Even while speaking in glowing terms about McDonald’s skating and vision, Petrich is quick to point out those two things are not what makes the defenseman special.

“To me, what’s most impressive is he is playing in a man’s league where he is 2 1/2 years younger than most team’s average age,” Petrich said of McDonald, the second-youngest player in the league. “He’s probably one of the most competitive kids in the league.

“He will battle and compete every night and it’s impressive and almost addictive to be around. His compete level is why he is as good as he is.”

Cam said he is on good terms with his brother, Brown Bears forward Sutton, but that doesn’t mean he didn’t develop a competitive edge growing up and always competing against his brother.

“When you are going into the corner with a guy that is 6-3, 200 pounds, you need to have it,” McDonald said of his competitive streak.

It was the competitive streak that sold Petrich on McDonald during main camp. Petrich immediately saw McDonald’s skating ability and vision, but still questioned what would happen when a 20-year-old got sick of watching McDonald dance around the ice.

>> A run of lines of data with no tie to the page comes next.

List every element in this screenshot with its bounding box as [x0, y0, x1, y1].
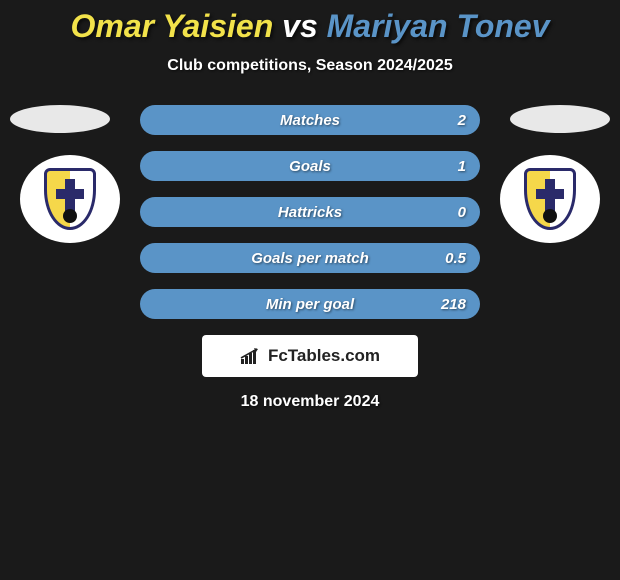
source-logo: FcTables.com: [202, 335, 418, 377]
stat-row-hattricks: Hattricks 0: [140, 197, 480, 227]
stats-area: Matches 2 Goals 1 Hattricks 0 Goals per …: [0, 105, 620, 411]
player1-name: Omar Yaisien: [70, 8, 273, 44]
stat-label: Matches: [280, 112, 340, 129]
player2-name: Mariyan Tonev: [327, 8, 550, 44]
stat-value-right: 0.5: [445, 250, 466, 267]
page-title: Omar Yaisien vs Mariyan Tonev: [0, 8, 620, 45]
comparison-card: Omar Yaisien vs Mariyan Tonev Club compe…: [0, 0, 620, 411]
stat-label: Min per goal: [266, 296, 354, 313]
bar-chart-icon: [240, 347, 262, 365]
stat-value-right: 218: [441, 296, 466, 313]
stat-row-goals: Goals 1: [140, 151, 480, 181]
vs-text: vs: [282, 8, 318, 44]
stat-label: Goals per match: [251, 250, 369, 267]
player2-club-crest: [500, 155, 600, 243]
crest-icon: [44, 168, 96, 230]
date-text: 18 november 2024: [0, 393, 620, 411]
player2-ellipse: [510, 105, 610, 133]
player1-club-crest: [20, 155, 120, 243]
stat-label: Goals: [289, 158, 331, 175]
stat-value-right: 0: [458, 204, 466, 221]
subtitle: Club competitions, Season 2024/2025: [0, 57, 620, 75]
stat-row-min-per-goal: Min per goal 218: [140, 289, 480, 319]
crest-icon: [524, 168, 576, 230]
source-logo-text: FcTables.com: [268, 346, 380, 366]
stat-label: Hattricks: [278, 204, 342, 221]
stat-row-goals-per-match: Goals per match 0.5: [140, 243, 480, 273]
stat-value-right: 1: [458, 158, 466, 175]
stat-value-right: 2: [458, 112, 466, 129]
player1-ellipse: [10, 105, 110, 133]
stat-row-matches: Matches 2: [140, 105, 480, 135]
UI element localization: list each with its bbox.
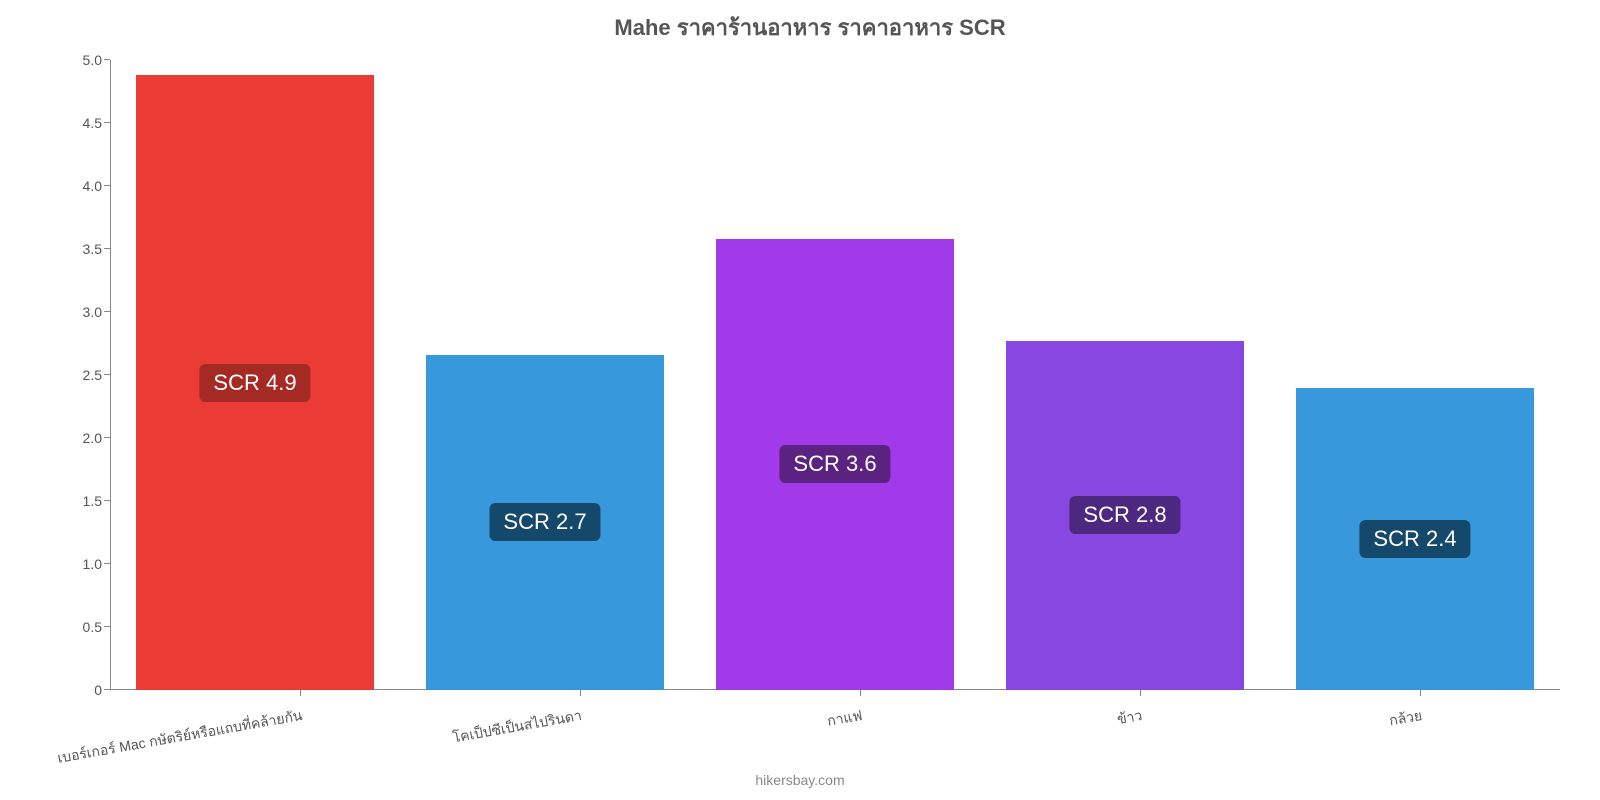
chart-container: Mahe ราคาร้านอาหาร ราคาอาหาร SCR 00.51.0…: [60, 10, 1560, 700]
y-tick-label: 5.0: [83, 52, 102, 68]
x-tick-mark: [580, 690, 581, 696]
x-tick-mark: [1140, 690, 1141, 696]
y-tick-label: 0.5: [83, 619, 102, 635]
y-tick-label: 3.0: [83, 304, 102, 320]
bar-value-badge: SCR 2.8: [1069, 496, 1180, 534]
bar-value-badge: SCR 2.7: [489, 503, 600, 541]
x-tick-mark: [1420, 690, 1421, 696]
bar: SCR 3.6: [716, 239, 954, 690]
y-tick-label: 0: [94, 682, 102, 698]
bar-slot: SCR 3.6: [690, 60, 980, 690]
x-tick-mark: [860, 690, 861, 696]
y-tick-label: 2.5: [83, 367, 102, 383]
x-label-text: ข้าว: [1115, 705, 1144, 731]
y-tick-label: 4.5: [83, 115, 102, 131]
x-label-text: โคเป็ปซีเป็นสไปรินดา: [451, 705, 584, 749]
y-tick-label: 4.0: [83, 178, 102, 194]
bar-slot: SCR 2.8: [980, 60, 1270, 690]
y-tick-label: 3.5: [83, 241, 102, 257]
y-tick-label: 2.0: [83, 430, 102, 446]
bar-value-badge: SCR 3.6: [779, 445, 890, 483]
plot-area: 00.51.01.52.02.53.03.54.04.55.0 SCR 4.9S…: [110, 60, 1560, 690]
y-axis: 00.51.01.52.02.53.03.54.04.55.0: [60, 60, 110, 690]
bar-value-badge: SCR 4.9: [199, 364, 310, 402]
y-tick-label: 1.5: [83, 493, 102, 509]
bar: SCR 2.8: [1006, 341, 1244, 690]
bar-slot: SCR 4.9: [110, 60, 400, 690]
bar-slot: SCR 2.7: [400, 60, 690, 690]
y-tick-label: 1.0: [83, 556, 102, 572]
attribution-text: hikersbay.com: [0, 772, 1600, 788]
x-label-text: กาแฟ: [825, 705, 864, 733]
bar-slot: SCR 2.4: [1270, 60, 1560, 690]
x-tick-mark: [300, 690, 301, 696]
bar: SCR 2.7: [426, 355, 664, 690]
x-label-text: เบอร์เกอร์ Mac กษัตริย์หรือแถบที่คล้ายกั…: [55, 705, 303, 770]
bar: SCR 4.9: [136, 75, 374, 690]
x-label-text: กล้วย: [1387, 705, 1423, 732]
bars-group: SCR 4.9 SCR 2.7 SCR 3.6 SCR 2.8 SCR 2.4: [110, 60, 1560, 690]
chart-title: Mahe ราคาร้านอาหาร ราคาอาหาร SCR: [60, 10, 1560, 45]
bar: SCR 2.4: [1296, 388, 1534, 690]
bar-value-badge: SCR 2.4: [1359, 520, 1470, 558]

“A 20-year-old ran him hard into the boards and I thought Cam would get shy and turn away,” Petrich said. “The next shift, Cam hammered him at center ice. The selling factor was the compete factor.”

Skating technique, vision and compete factor have put McDonald’s career on a meteoric rise. Last year he played his hockey for a U15 squad and Eagle River High School, helping the Wolves to second in the Cook Inlet Conference and a state berth.

This year he has 32 assists in 51 games for the Bears, the most assists for an NAHL defenseman. He also has a goal and is tied for fourth among defensemen in points.

“It makes me think about getting better, getting to the USHL, college hockey and maybe pro,” McDonald said. “That’s what I’m working for when I’m out there every day.”

Petrich said Cam remains humble, and that helps him keep trying to improve. McDonald points out that when there’s a family like his critiquing the games, it’s hard to get too high on yourself.

“The sky’s the limit,” Petrich said of McDonald’s career. “He’s a Division I hockey player, no doubt. He’s probably talked to more Division I teams than any player in the league.”

McDonald’s immediate goal is to move up to the Muskegon (Michigan) Lumberjacks of the United States Hockey League next season.

“We’re about what’s best for the player,” Petrich said. “If he can go there and run the first power play, get big minutes, do that kind of stuff, we’re not going to hold him back.”